Brian finished lashing the vertical stabilizer to the trees with the tied-together parachute line he’d salvaged. He gave it a tug, satisfied that everything seemed to be holding, then he climbed out from under it to ascend the cliff. Luckily, this section of the cliff wasn’t as vertical as the part above the ledge where the plane
rested. Just as he’d climbed back up to the top of the tail section, Joy called that she was in place and ready to be lowered from above.

She grinned as if she were having the time of her life. “You’re amazing,” he told her when they were right next to each other.

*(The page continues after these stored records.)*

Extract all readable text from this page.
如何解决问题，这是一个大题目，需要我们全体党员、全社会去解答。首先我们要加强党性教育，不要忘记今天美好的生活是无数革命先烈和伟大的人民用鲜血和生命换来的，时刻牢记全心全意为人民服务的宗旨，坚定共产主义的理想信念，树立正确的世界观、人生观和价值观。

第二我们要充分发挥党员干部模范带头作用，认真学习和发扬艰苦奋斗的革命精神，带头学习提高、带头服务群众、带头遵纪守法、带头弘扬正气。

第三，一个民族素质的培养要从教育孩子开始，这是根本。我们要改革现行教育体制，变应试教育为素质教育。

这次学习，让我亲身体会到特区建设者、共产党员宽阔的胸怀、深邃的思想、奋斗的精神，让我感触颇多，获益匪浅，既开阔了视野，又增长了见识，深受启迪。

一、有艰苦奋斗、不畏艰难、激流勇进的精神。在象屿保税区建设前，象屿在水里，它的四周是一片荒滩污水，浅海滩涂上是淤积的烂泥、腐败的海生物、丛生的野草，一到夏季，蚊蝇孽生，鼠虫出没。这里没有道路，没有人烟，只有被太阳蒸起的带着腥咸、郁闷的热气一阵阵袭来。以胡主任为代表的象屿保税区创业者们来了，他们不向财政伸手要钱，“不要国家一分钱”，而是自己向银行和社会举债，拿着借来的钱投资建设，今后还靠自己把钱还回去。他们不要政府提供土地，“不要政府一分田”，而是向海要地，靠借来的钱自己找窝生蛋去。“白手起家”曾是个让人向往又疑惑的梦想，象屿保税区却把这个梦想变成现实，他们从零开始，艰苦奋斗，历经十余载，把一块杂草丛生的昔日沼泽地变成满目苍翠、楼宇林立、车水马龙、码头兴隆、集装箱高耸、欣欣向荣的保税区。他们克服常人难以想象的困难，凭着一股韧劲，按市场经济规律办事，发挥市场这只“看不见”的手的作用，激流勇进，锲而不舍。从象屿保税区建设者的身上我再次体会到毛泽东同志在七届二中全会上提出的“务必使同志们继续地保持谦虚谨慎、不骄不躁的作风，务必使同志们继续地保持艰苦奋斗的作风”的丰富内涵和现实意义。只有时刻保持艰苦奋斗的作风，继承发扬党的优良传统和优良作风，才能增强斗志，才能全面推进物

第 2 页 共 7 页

Joy didn’t even seem to hear him. She just stared into the tail. Wires and insulation hung from the torn skin and pieces of the stuff took wing every time the wind blew. She giggled, startling him.

“What?” he asked, hungry to understand how her mind worked.

She blinked and seemed to notice that he was next to her. “I was just thinking that I broke your wilderness credo big time. Before I ever set foot in the preserve, I’d already left a major mark on the landscape. This is littering on a grand scale.”

Brian let out a crack of laughter. “Are you ready?”

She nodded and turned to let him pull her tool kit out of the backpack as they’d planned. He smacked it against her upturned palm and she tucked it in the waistband of her khakis before stretching out flat on the floor of the tail section that had broken off and slid further down the incline, catching on some trees.

“I’m all set,” she said as he untied her rope from the branch he’d tied it to. “Be right back up,” Joy promised with a grin, as he let out the rope so she could slide inside the tail.

Brian crawled over. If the tail broke free he wanted to be close at hand to help her anyway he could. Shielding his eyes from the sun, he peered inside to watch her.
Joy had given the impression that she was having fun. He wasn’t sure if it was bravado or bravery, but he watched tensely as she picked her way past all sort of debris.

“Can you see it?” he called to her.

“No. The gurney ripped free. I need to move it off the hatch.”

“Push it up here to me. I can hold it out of the way.”

“No need, I’ve got it,” she told him as she shoved the gurney to the side and rolled over. Then, flipping open a hatch, she reached in with both hands and started fiddling with a bright orange box.

“It definitely wasn’t sending. I think the lightning shorted something.” She got her tools out and went to work on first one thing, then another, and another. Then she looked up and gave him a thumbs-up sign, smiling brightly. “We’re in business,” she said.

Joy put her tools in the backpack and shouldered it. He could see the strain on her face as she crawled up to him. He hated this! He’d known this part would hurt her.

“Brace yourself here,” he told her when she reached him and he helped her negotiate the jagged edge of the tail. “I’ll climb up now and pull you up as you climb.”

She nodded and he left her there. That she didn’t argue with him was a testament to how difficult the ascent out of the tail section had been for her. He made the climb easily enough. Then Joy fell right in with his rhythm, moving upward on each pull he made with the makeshift pulley system he’d jury-rigged. It was as if they instinctively were a perfect team.

It wasn’t long but felt like hours until he was able to
pull her up to join him on the ledge. Brian’s arms, so overworked yesterday, were already screaming from the climbing and pulling her up the fifty feet from the tail to the ledge. “Let’s rest here a few minutes,” he suggested, all but breathless and beginning to doubt that he’d be able to make the climb to the top at all. He wiped the sweat off his forehead with his sleeve. He couldn’t keep his hands from shaking.

“Suppose we pull up a hunk of ledge and take a load off our feet—or more specifically that ankle.”

She nodded and sat, still a bit awkwardly with her ankle and knee so sore. “So,” she said a little breathlessly herself, “that wasn’t so bad.” But she grinned, telling him she knew just how much the ascent had taken out of him already.

“What was wrong with the transponder?”

“In layman’s terms, the automatic relay didn’t trip.”

He snickered and dropped his head onto the rock wall at his back. “Could you go a bit more layman than that?”